🤖 AI Summary
This work addresses the high computational cost of Self-Consistency (SC) in large language model inference, which stems from enumerating all possible reasoning paths. To mitigate this, we propose PoLR, a plug-and-play pre-filtering method that requires no fine-tuning. PoLR leverages short-prefix clustering to identify the dominant path cluster and selectively expands only those paths. The approach is grounded in a theoretical analysis integrating prefix consistency, mutual information, and entropy, and is further enhanced with adaptive inference mechanisms such as Early-Stopping SC. Evaluated on benchmarks including GSM8K and MATH500, PoLR matches or even surpasses the accuracy of standard Self-Consistency while reducing token consumption by up to 60% and latency by up to 50%.
📝 Abstract
Large language models achieve strong reasoning performance, but inference strategies such as Self-Consistency (SC) are computationally expensive, as they fully expand all reasoning traces.
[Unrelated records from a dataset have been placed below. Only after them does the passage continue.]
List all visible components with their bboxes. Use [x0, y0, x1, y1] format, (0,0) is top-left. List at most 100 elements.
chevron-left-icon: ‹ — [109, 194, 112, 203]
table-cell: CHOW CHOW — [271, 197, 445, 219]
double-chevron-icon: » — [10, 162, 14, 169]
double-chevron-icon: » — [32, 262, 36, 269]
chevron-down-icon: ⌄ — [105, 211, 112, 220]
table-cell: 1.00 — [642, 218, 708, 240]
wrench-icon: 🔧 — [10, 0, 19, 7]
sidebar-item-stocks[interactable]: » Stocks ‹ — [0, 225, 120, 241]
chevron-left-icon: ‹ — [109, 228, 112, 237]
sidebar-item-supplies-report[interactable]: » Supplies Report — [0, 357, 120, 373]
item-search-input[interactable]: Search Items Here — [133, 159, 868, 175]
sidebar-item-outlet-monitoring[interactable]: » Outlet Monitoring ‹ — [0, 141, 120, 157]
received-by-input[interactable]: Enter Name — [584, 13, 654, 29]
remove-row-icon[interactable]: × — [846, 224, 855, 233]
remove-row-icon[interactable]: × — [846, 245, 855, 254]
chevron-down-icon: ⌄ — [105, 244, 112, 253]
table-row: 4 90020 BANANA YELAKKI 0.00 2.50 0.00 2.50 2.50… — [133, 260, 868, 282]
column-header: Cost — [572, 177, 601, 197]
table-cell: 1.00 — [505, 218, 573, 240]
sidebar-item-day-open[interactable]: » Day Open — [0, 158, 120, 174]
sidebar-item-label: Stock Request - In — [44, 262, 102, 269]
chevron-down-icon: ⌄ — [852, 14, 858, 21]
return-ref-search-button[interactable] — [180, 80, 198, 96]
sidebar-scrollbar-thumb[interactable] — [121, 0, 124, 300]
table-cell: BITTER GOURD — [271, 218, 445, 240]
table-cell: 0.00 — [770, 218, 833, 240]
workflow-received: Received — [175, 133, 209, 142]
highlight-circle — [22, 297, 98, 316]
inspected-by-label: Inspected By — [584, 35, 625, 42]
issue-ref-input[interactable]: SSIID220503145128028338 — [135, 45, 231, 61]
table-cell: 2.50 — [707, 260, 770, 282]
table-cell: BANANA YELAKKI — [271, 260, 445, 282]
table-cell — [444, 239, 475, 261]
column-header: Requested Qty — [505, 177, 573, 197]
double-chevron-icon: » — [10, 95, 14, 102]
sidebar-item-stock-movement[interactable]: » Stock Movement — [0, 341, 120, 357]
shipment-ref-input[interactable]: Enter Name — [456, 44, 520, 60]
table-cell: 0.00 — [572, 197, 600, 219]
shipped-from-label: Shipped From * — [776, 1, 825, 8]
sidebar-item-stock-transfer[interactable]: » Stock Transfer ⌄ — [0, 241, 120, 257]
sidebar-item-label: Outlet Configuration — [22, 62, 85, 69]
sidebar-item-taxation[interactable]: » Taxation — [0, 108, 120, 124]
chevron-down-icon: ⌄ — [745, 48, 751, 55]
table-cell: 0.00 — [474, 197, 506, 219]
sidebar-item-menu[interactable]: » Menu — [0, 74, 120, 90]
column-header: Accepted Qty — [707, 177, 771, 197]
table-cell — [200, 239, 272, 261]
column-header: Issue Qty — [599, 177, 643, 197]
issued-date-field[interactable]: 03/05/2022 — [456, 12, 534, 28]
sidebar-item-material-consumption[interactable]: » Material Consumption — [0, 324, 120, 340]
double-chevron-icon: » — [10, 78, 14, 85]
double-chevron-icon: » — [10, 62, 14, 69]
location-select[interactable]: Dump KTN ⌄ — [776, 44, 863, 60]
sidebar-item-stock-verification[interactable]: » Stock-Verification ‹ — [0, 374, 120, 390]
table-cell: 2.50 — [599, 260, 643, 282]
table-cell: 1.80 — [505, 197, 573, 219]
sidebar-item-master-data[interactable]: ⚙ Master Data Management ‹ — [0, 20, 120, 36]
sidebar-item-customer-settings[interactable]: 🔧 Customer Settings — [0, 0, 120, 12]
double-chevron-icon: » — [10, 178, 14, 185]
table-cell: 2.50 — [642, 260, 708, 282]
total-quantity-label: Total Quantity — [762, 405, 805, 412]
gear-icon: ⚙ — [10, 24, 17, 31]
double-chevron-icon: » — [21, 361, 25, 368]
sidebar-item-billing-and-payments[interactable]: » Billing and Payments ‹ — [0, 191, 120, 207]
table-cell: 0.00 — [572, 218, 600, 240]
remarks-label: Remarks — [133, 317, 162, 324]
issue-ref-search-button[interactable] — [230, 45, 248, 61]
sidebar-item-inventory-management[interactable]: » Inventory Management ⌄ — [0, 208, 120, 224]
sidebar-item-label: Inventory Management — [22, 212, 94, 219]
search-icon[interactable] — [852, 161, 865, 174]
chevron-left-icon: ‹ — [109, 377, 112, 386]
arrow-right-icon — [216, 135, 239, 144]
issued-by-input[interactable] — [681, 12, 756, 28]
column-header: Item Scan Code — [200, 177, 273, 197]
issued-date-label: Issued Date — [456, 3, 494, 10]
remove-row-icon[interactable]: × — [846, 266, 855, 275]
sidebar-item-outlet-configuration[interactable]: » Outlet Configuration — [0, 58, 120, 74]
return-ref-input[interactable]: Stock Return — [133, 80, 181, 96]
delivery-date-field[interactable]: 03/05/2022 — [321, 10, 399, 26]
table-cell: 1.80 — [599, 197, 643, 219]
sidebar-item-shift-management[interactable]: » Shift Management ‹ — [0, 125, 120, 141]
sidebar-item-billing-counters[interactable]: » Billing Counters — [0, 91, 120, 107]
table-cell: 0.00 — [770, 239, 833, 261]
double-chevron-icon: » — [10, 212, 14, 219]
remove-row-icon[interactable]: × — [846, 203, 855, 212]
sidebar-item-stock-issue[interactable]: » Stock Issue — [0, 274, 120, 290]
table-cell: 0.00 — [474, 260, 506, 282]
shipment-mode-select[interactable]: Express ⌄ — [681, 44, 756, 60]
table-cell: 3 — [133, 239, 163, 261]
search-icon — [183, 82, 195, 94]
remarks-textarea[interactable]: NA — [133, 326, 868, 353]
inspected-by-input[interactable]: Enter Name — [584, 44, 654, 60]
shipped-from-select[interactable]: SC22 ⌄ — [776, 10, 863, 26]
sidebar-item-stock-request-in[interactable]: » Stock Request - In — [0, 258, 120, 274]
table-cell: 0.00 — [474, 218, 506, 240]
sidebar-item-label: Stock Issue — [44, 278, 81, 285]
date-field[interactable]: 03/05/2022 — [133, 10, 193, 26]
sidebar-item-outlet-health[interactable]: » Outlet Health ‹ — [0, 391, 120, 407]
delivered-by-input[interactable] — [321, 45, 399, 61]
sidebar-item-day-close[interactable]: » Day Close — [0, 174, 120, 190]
We introduce PoLR (Path of Least Resistance), the first inference-time method to leverage prefix consistency for compute-efficient reasoning. PoLR clusters short prefixes of reasoning traces, identifies the dominant cluster, and expands all paths in that cluster, preserving the accuracy benefits of SC while substantially reducing token usage and latency. Our theoretical analysis, framed via mutual information and entropy, explains why early reasoning steps encode strong signals predictive of final correctness. Empirically, PoLR consistently matches or exceeds SC across GSM8K, MATH500, AIME24/25, and GPQA-DIAMOND, reducing token usage by up to 60% and wall-clock latency by up to 50%. Moreover, PoLR is fully complementary to adaptive inference methods (e.g., Adaptive Consistency, Early-Stopping SC) and can serve as a drop-in pre-filter, making SC substantially more efficient and scalable without requiring model fine-tuning.